Low back pain is associated with intervertebral disc degeneration. One of the main signs of degeneration is the inability to maintain extracellular matrix integrity. Extracellular matrix synthesis is closely related to production of adenosine triphosphate (i.e. energy) of the cells. The intervertebral disc is composed of two major anatomical regions: annulus fibrosus and nucleus pulposus, which are structurally and compositionally different, indicating that their cellular metabolisms may also be distinct.

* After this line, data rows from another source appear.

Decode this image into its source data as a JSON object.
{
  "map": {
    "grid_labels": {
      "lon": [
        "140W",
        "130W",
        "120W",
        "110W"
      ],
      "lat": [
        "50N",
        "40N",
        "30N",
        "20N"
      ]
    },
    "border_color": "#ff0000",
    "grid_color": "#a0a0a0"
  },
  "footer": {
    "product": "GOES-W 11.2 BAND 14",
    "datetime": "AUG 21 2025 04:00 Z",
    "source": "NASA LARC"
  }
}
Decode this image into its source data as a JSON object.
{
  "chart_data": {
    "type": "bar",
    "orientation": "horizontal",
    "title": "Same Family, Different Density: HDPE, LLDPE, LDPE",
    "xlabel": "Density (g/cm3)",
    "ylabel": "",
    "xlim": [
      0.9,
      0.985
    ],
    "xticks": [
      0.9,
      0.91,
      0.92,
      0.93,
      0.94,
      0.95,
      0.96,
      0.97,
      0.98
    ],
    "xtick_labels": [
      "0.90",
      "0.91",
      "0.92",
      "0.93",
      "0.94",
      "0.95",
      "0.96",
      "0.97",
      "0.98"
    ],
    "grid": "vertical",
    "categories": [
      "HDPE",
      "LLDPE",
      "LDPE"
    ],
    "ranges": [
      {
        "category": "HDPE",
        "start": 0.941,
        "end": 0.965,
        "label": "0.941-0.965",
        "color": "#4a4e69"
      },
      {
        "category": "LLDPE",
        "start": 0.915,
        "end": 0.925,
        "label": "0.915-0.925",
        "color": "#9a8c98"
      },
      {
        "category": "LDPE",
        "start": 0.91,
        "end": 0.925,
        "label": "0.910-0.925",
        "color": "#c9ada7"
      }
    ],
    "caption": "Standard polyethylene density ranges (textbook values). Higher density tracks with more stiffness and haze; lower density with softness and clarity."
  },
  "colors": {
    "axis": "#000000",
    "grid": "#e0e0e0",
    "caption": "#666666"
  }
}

The objective of this study was to investigate energy metabolism of annulus fibrosus and nucleus pulposus cells with and without dynamic compression, and examine differences between the two cell types. Porcine annulus and nucleus tissues were harvested and enzymatically digested. Cells were isolated and embedded into agarose constructs. Dynamically loaded samples were subjected to a sinusoidal displacement at 2 Hz and 15% strain for 4 h. Energy metabolism of cells was analyzed by measuring adenosine triphosphate content and release, glucose consumption, and lactate/nitric oxide production. A comparison of those measurements between annulus and nucleus cells was conducted. Annulus and nucleus cells exhibited different metabolic pathways. Nucleus cells had higher adenosine triphosphate content with and without dynamic loading, while annulus cells had higher lactate production and glucose consumption. Compression increased adenosine triphosphate release from both cell types and increased energy production of annulus cells. Dynamic loading affected energy metabolism of intervertebral disc cells, with the effect being greater in annulus cells.

FIGURE 1

Schematic of the bioreactor system.

FIGURE 2

Comparison of ATP release, total ATP content, lactate production, glucose consumption, and NO production between the AF and NP control groups. Differences were only observed for total ATP content and glucose consumption, where total ATP content was higher for NP cells, and glucose consumption was higher for AF cells. *p < 0.05.

FIGURE 3

Comparison of ATP release, total ATP content, lactate production, glucose consumption, and NO production between the AF and NP loading groups. Differences were observed in all measurements, where NP had higher total ATP content and higher ATP release, and AF had higher glucose consumption, lactate production, and NO production. *p < 0.05.

FIGURE 4

Effects of dynamic loading on ATP release, total ATP content, lactate production, glucose consumption, and NO production of AF cells. Dynamic loading promoted ATP release, total ATP, lactate production, NO production, and glucose consumption. *p < 0.05.

FIGURE 5

Effects of dynamic loading on ATP release, total ATP content, lactate production, glucose consumption, and NO production of NP cells. Dynamic loading promoted ATP release and NO production. *p < 0.05.